Marijuana is arguably the hottest and fastest-growing industry in North America. According to cannabis research firm ArcView, legal weed sales in North America jumped by 34% in 2016, and they're expected to grow by 26% per year through 2021. We could be talking about a nearly $22 billion industry in just a few years' time if these projections prove accurate.

There's certainly good reason to believe we'll continue to see superior legal sales growth. Mexico legalized medical cannabis back in June, while Canada is in the midst of reviewing legislation that would make recreational weed legal as of July 1, 2018. These two factors alone could generate billions in additional annual sales. Within the U.S., more states appear ready to move forward with recreational legalization efforts in 2018.

Some marijuana stock valuations are appalling

It's not often you find an industry with such steady high-growth potential, which is why marijuana stocks have been a popular choice among investors. Unfortunately, being a popular industry has caused pot valuations to soar into the stratosphere. A number of them simply don't make sense.

For instance, I've been hypercritical of Axim Biotechnologies' valuation in the past, and still remain strongly concerned for the sake of its shareholders. This cannabinoid-based drug maker has a pipeline that features more than a dozen proposed clinical trials, but we've witnessed only a handful moving forward into phase 1 studies. It would take a lot of capital to run 15 clinical studies, and according to its most recent quarterly report, the company had just $3.08 million in cash on hand. What's more, with $3.24 million in assets and $6.73 million in current liabilities (due within 12 months), it may not have the funding to keep the lights on. Despite this, its share price is up over 1,500% over the past two years.

I'm also not a huge fan of Aurora Cannabis following a more than 150% move higher in just a one-month time frame. Though the Canadian-based medical cannabis grower is on track and on budget with its pivotal Aurora Sky project, which will generate 100,000 kilograms of low-cost dried cannabis annually when complete in mid-2018, it's only recently pushed into the black. What's more, the company has been diluting the daylights out of its shareholders, with its outstanding share count exploding higher by more than 2,200% since mid-2014. Even though bought-deal financing and convertible debentures are a source of easy capital for the company, it's going to catch up with shareholders at some point.

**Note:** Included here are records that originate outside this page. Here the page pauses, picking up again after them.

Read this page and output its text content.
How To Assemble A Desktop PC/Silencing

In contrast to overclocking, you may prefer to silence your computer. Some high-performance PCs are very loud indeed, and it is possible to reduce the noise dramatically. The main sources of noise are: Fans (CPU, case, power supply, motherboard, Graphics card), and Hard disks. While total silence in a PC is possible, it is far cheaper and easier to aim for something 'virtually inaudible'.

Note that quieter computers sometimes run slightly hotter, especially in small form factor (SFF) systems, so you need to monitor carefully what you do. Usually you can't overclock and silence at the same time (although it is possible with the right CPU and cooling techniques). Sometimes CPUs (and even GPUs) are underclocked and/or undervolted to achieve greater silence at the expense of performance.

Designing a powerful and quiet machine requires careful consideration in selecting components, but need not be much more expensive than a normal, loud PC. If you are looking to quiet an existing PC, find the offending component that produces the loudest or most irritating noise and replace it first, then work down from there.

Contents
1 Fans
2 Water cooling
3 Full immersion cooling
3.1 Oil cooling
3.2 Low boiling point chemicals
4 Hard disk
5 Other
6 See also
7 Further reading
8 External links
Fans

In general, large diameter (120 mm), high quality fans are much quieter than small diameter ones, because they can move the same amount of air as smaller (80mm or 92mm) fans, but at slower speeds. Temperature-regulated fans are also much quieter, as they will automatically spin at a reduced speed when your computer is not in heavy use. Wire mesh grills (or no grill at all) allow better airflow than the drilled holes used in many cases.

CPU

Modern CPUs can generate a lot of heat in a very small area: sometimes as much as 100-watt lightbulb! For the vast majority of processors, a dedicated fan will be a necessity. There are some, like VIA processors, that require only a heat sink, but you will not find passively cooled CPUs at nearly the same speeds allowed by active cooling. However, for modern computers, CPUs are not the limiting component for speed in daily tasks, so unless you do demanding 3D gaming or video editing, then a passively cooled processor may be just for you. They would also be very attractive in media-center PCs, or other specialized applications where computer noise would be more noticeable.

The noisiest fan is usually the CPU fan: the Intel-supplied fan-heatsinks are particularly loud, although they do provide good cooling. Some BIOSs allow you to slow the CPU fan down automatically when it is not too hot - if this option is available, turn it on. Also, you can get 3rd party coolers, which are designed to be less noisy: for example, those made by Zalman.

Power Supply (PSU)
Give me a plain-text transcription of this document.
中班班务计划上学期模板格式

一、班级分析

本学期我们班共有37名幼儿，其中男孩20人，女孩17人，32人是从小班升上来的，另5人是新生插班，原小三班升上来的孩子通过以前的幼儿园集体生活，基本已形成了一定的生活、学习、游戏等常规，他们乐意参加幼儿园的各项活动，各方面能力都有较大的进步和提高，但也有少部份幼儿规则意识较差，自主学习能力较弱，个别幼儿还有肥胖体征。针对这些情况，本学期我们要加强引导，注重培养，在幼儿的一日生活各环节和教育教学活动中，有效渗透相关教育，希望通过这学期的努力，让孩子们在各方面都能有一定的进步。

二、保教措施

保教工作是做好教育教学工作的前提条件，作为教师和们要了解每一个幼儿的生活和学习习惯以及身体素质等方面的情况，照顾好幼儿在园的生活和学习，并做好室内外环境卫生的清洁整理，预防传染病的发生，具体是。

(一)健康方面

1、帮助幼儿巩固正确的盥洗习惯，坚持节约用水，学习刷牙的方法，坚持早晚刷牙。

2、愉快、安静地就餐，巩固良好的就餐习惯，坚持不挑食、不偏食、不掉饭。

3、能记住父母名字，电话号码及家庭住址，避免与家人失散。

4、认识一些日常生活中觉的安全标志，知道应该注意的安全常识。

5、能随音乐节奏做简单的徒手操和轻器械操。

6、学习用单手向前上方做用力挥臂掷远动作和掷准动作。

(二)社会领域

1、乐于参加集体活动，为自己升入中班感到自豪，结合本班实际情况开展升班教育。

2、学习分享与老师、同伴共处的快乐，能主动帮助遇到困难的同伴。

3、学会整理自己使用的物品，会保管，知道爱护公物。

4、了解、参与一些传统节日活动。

This might be the only undervalued marijuana stock

However, one pot stock might actually be undervalued, even taking into account the fact that it's doubled since the end of July. Ladies, gentlemen, and marijuana-stock investors, say hello to Canada's MedReleaf.

If the name isn't all that familiar, it's because the company only went public earlier this year. It's a medical cannabis play in Canada that, like Aurora, is itching for Canada's parliament to legalize recreational marijuana. Among the big four companies in our neighbor to the north, MedReleaf has an opportunity to garner perhaps 10% of both the medical and recreational market share (assuming approval).

What's been really notable about MedReleaf, with the exception of its most recent quarter, is that it's been significantly more profitable than its peers. This is a result of the company focusing its efforts on a more affluent medical clientele in Canada. It offers a more expansive array of cannabis strain prices, and has really pushed into cannabis oils and extracts as a source of sales growth. Cannabis oils and extracts have considerably higher price points relative to dried cannabis, meaning they also lead to better margins (MedReleaf controlled 44.5% of the Canadian cannabis oils market share as of the end of 2016). This means MedReleaf doesn't have to work nearly as hard as its peers to generate the same amount of profit.

The company also ended its most recent quarter with about $58 million in cash and cash equivalents. Though that's dwarfed by the more than $268 million Aurora Cannabis has in its coffers, MedReleaf has been much more responsible about its capital raises. Rather than diluting its shareholders, MedReleaf has been living off the capital raised from its initial public offering. This doesn't mean it won't seek a bought-deal offering like its peers in the future, but it does suggest that management may have a better focus on its shareholders than its peers.

With MedReleaf having a genuine opportunity to lead the industry with the highest operating margin, it could easily be undervalued if Canada moves forward with adult-use legalization and it secures about 10% of the medical and recreational market.